An individual passive RFID tag costs approximately $0.03. WIFI-enabled RFID systems allow more accurate data capture over a broader area, making system deployment and integration quicker and easier. RFID Readers / Hardware costs have followed historical computer hardware price trends, dropping by over 50% over the last seven years. As a result, RFID system deployment costs have dropped dramatically, further improving the cost-benefit analysis for technology adoption and allowing retailers a faster route to cost improvements. Previous generations of RFID technology deployments provided insights once every 30 days. However, new technologies can provide AI-driven real-time data, often coupled with time-stamped video.

RFID systems are typically deployed in the following functional areas:

  • Inventory Location / Tracking
  • Distribution Network Operations
  • Customer Relationship Management

Inventory location/tracking is the most widely used RFID application in retail. Accurate product location information can lower inventory management costs and improve fulfillment processes, boosting customer satisfaction.

RFID can also provide highly accurate information about an item’s location in the distribution network. This can help store managers plan staffing requirements based on new product introductions, store replenishment, and customer pickups for online orders during sales / seasonal peaks.

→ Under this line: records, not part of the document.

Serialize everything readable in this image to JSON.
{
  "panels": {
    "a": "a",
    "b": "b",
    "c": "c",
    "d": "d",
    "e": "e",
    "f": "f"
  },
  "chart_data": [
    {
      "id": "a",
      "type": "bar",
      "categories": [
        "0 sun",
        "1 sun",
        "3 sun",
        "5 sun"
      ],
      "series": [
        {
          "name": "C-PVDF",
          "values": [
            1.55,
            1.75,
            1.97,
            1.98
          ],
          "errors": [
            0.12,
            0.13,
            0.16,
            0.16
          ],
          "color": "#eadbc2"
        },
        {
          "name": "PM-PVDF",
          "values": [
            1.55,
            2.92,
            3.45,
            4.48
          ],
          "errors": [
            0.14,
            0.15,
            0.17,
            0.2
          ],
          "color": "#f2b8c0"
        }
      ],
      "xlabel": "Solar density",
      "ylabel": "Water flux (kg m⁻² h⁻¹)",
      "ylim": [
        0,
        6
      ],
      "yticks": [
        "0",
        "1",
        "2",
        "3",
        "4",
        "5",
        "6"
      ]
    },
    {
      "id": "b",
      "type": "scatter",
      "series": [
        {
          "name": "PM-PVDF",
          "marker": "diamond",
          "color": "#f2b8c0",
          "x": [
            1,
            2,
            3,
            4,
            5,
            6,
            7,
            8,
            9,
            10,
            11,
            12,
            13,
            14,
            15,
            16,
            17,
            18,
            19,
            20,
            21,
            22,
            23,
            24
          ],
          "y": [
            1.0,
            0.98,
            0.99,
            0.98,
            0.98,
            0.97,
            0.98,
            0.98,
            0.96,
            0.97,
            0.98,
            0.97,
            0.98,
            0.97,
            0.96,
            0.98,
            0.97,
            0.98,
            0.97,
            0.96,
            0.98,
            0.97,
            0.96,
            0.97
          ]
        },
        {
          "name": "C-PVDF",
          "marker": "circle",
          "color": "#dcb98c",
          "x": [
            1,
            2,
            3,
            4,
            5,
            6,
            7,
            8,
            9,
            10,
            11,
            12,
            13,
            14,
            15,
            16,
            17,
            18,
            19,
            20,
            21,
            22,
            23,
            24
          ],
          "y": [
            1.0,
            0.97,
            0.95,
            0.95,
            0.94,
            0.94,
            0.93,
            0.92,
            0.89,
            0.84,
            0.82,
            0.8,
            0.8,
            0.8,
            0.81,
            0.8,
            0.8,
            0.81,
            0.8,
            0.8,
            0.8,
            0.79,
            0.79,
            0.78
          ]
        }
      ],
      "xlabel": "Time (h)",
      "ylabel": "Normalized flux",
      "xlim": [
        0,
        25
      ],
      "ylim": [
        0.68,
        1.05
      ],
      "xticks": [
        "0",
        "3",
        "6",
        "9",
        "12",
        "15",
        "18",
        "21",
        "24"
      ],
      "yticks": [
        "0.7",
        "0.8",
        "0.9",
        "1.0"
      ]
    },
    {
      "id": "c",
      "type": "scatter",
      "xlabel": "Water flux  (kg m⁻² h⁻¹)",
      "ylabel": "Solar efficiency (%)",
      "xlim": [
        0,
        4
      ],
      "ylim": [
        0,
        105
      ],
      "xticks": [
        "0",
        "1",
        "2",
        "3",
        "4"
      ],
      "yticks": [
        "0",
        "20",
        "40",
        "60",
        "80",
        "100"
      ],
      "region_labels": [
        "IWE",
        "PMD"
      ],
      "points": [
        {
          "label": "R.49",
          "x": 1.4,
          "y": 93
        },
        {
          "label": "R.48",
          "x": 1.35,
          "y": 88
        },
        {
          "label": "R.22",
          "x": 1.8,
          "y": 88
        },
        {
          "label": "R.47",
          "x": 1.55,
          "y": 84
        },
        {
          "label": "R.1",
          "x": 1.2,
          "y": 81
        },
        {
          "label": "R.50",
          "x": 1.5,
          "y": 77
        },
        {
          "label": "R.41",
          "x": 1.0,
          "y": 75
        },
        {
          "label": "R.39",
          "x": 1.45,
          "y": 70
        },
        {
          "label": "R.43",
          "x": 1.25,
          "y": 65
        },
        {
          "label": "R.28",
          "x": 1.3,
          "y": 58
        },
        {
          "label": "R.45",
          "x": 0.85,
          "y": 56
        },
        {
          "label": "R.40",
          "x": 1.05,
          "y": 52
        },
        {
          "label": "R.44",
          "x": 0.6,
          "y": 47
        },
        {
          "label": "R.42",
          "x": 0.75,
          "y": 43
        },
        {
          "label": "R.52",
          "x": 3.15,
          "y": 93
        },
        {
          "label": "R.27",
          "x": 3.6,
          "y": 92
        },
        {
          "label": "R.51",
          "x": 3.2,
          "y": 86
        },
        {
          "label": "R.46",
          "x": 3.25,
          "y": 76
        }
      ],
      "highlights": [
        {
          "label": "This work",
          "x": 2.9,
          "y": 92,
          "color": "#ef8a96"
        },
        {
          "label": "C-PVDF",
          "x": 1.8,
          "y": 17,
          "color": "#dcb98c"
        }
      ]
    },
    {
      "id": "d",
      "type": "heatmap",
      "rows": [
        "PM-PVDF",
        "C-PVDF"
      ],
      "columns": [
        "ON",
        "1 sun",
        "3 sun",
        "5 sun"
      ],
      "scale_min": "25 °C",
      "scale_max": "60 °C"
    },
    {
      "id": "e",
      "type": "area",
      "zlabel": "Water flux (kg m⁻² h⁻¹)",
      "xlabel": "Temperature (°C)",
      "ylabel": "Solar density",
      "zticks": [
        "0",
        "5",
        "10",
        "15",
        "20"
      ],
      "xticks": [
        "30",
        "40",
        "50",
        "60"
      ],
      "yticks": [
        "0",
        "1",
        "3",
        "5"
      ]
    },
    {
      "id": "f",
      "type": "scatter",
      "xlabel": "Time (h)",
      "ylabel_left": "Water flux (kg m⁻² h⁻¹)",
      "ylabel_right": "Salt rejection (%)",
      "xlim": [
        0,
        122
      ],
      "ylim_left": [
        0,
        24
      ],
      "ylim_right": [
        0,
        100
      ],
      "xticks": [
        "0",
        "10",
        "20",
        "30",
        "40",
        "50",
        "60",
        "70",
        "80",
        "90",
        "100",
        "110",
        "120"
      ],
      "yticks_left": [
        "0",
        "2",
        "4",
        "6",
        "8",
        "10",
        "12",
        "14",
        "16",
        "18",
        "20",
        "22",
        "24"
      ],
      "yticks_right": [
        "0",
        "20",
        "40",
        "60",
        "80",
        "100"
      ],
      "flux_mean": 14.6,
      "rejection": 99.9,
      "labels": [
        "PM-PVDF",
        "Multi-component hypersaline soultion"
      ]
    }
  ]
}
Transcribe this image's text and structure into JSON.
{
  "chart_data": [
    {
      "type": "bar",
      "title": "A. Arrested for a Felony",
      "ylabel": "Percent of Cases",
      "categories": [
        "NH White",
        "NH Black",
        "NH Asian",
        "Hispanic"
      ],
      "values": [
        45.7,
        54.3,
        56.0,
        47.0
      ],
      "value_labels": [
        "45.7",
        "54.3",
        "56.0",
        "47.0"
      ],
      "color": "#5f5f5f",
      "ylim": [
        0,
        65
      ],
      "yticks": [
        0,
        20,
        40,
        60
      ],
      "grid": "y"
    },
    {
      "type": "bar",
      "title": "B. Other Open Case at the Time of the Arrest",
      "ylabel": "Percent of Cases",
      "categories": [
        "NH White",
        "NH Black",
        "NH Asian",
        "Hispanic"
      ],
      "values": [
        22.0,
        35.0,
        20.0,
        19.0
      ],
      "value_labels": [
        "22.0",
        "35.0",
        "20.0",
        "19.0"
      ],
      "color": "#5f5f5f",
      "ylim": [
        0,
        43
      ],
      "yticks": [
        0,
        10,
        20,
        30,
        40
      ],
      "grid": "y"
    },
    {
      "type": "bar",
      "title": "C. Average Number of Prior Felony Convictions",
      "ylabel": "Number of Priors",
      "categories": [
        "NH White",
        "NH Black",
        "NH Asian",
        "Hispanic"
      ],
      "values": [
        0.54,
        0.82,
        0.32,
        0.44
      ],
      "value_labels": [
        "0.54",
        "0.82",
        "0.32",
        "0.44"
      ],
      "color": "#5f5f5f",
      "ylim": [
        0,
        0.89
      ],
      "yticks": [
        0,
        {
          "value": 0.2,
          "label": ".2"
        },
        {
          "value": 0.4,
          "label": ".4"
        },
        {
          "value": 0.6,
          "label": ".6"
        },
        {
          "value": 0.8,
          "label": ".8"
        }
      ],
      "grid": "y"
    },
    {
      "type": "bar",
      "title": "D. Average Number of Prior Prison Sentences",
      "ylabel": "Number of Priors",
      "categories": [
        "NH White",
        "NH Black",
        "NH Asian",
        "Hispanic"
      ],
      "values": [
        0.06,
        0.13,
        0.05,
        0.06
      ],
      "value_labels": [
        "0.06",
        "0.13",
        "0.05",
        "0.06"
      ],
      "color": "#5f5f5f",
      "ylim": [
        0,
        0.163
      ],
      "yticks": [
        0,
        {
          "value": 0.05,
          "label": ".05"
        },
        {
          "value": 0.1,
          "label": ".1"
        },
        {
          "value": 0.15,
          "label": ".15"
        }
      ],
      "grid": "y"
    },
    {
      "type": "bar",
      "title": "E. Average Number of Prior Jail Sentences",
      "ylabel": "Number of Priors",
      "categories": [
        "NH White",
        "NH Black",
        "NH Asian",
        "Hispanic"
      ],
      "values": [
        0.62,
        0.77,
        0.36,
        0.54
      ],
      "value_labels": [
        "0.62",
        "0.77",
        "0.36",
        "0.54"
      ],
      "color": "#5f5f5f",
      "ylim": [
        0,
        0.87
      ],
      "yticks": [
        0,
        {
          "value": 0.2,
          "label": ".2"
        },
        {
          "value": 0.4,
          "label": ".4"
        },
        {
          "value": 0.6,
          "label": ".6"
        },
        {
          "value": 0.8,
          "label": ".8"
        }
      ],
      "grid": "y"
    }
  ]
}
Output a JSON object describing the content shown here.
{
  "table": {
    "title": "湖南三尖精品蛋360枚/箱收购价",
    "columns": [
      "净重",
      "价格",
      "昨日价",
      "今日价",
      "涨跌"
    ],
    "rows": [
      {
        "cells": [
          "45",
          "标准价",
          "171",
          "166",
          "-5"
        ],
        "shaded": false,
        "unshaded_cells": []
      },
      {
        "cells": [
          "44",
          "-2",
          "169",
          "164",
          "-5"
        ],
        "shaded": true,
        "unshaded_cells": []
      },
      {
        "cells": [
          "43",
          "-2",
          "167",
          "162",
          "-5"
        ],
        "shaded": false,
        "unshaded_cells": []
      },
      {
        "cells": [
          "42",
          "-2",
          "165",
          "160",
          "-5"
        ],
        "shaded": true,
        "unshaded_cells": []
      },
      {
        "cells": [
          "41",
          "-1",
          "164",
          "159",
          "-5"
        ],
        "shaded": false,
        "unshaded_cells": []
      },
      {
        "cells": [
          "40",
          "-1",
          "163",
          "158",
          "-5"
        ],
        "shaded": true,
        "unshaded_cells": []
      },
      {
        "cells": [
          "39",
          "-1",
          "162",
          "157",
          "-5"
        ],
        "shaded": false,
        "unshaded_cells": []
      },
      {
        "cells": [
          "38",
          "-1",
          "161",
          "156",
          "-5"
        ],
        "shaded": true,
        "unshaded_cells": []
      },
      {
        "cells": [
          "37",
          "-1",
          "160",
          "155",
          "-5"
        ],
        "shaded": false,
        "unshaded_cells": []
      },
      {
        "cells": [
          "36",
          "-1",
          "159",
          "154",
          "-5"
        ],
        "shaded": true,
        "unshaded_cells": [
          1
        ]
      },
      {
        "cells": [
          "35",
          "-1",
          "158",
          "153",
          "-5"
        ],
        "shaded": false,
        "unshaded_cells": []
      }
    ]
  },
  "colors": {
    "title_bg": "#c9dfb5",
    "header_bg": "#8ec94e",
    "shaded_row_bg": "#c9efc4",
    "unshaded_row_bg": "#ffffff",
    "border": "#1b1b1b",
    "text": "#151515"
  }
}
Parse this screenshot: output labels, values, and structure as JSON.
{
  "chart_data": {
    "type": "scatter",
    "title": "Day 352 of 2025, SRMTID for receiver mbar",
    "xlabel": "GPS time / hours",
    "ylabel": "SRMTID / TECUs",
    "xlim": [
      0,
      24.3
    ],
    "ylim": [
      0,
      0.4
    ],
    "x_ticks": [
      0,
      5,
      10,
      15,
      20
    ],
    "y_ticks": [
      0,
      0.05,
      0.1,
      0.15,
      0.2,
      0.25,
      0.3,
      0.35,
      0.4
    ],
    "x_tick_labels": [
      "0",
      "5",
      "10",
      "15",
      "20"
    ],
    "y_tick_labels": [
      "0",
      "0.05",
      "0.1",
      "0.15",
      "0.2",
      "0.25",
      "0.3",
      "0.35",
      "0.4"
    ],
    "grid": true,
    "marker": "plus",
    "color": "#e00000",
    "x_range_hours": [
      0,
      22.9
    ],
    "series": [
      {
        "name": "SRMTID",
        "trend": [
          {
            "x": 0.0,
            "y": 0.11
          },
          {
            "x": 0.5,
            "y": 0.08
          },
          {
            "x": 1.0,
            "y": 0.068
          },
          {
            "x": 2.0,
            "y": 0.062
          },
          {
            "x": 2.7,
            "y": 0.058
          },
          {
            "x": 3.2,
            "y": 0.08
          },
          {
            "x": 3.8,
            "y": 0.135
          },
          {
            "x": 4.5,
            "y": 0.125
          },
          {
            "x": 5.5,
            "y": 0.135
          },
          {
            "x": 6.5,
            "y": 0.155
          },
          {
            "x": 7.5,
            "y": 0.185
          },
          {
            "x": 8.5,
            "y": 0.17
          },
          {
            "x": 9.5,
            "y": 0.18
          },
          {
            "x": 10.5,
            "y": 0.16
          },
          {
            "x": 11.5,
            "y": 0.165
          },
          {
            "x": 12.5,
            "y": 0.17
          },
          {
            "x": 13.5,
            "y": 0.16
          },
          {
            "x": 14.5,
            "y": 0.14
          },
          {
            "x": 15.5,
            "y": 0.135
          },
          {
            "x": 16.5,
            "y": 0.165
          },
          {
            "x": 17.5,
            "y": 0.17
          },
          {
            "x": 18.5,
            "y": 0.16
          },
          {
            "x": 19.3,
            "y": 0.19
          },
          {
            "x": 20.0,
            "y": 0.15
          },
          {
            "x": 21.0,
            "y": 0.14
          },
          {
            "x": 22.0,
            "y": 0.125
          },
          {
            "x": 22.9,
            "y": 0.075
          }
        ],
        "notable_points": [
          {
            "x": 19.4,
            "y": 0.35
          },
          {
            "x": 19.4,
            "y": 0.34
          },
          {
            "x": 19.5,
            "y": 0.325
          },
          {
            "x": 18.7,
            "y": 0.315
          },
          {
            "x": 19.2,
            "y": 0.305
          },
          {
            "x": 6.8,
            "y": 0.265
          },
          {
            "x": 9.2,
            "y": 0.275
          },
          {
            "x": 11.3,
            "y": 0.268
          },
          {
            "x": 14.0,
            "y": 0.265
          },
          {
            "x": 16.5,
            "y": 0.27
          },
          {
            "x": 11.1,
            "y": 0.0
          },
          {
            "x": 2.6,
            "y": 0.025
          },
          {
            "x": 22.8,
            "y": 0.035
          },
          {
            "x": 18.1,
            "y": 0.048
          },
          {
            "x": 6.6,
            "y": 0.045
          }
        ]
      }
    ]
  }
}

Self-checkout systems are another potential candidate for RFID adoption, allowing shoppers to scan and pay for items with their credit cards and/or smartphones, avoiding lines and saving time. Some retailers are now developing high-tech visualization tools where customers can receive personalized, shopper-type customized information about size and color options, styling and visual presentation tips, and recommendations for complementary items. These technologies also allow retailers to gather high-level data, such as how many items were viewed, dwell times, and conversion/bounce rates by product. Each of these concepts creates opportunities for increased customer engagement.

Beyond sales transactions, return policies and procedures are becoming more important in customer relationship management. As eCommerce grows, a typical retailer experiences approximately 20% of online orders being returned. RFID technologies enable accurate and efficient returns processing, allowing returned goods to be reposted as prime stock inventory quickly, reducing margin compression in reverse logistics.

RFID and the Supply Chain

Retailers feel RFID will continue to unlock process management improvements, creating better allocation of resources and reducing logistical bottlenecks with freight providers. RFID is experiencing such broad adoption that many retailers request that products be delivered to their receiving docks with RFID already built in. Some online retailers report that approximately 70% of items in their online catalog are tagged via RFID before arrival at their distribution centers. Factories and manufacturers tagging products at the source can provide greater process and labor efficiencies than distribution centers and stores. These technologies improve supply-chain visibility so retailers can tighten inventory receiving schedules and manufacturers can more accurately track outflows and shipping. This allows for improved timing of raw materials ordering and production schedule planning.

RFID Implementation

Many enterprises rely on third-party integrators to roll out RFID systems. These integrators provide value chain expertise and impartial recommendations for optimized (both in terms of long-term flexibility and near-term economics) system rollouts and ongoing “control tower” skill sets for retailers. Strategic integrators also provide data analytics assessments that can be used to ensure accurate and usable information is available to all organizational functions.

RFID technology allows organizations to locate inventory better, measure stock levels, replenish distribution networks, and complete customer fulfillment processes, proving it can help retailers increase revenue and lower costs. Going forward, we believe RFID technology can increase customer engagement via higher levels of personal customization and more efficient and enjoyable shopping experiences.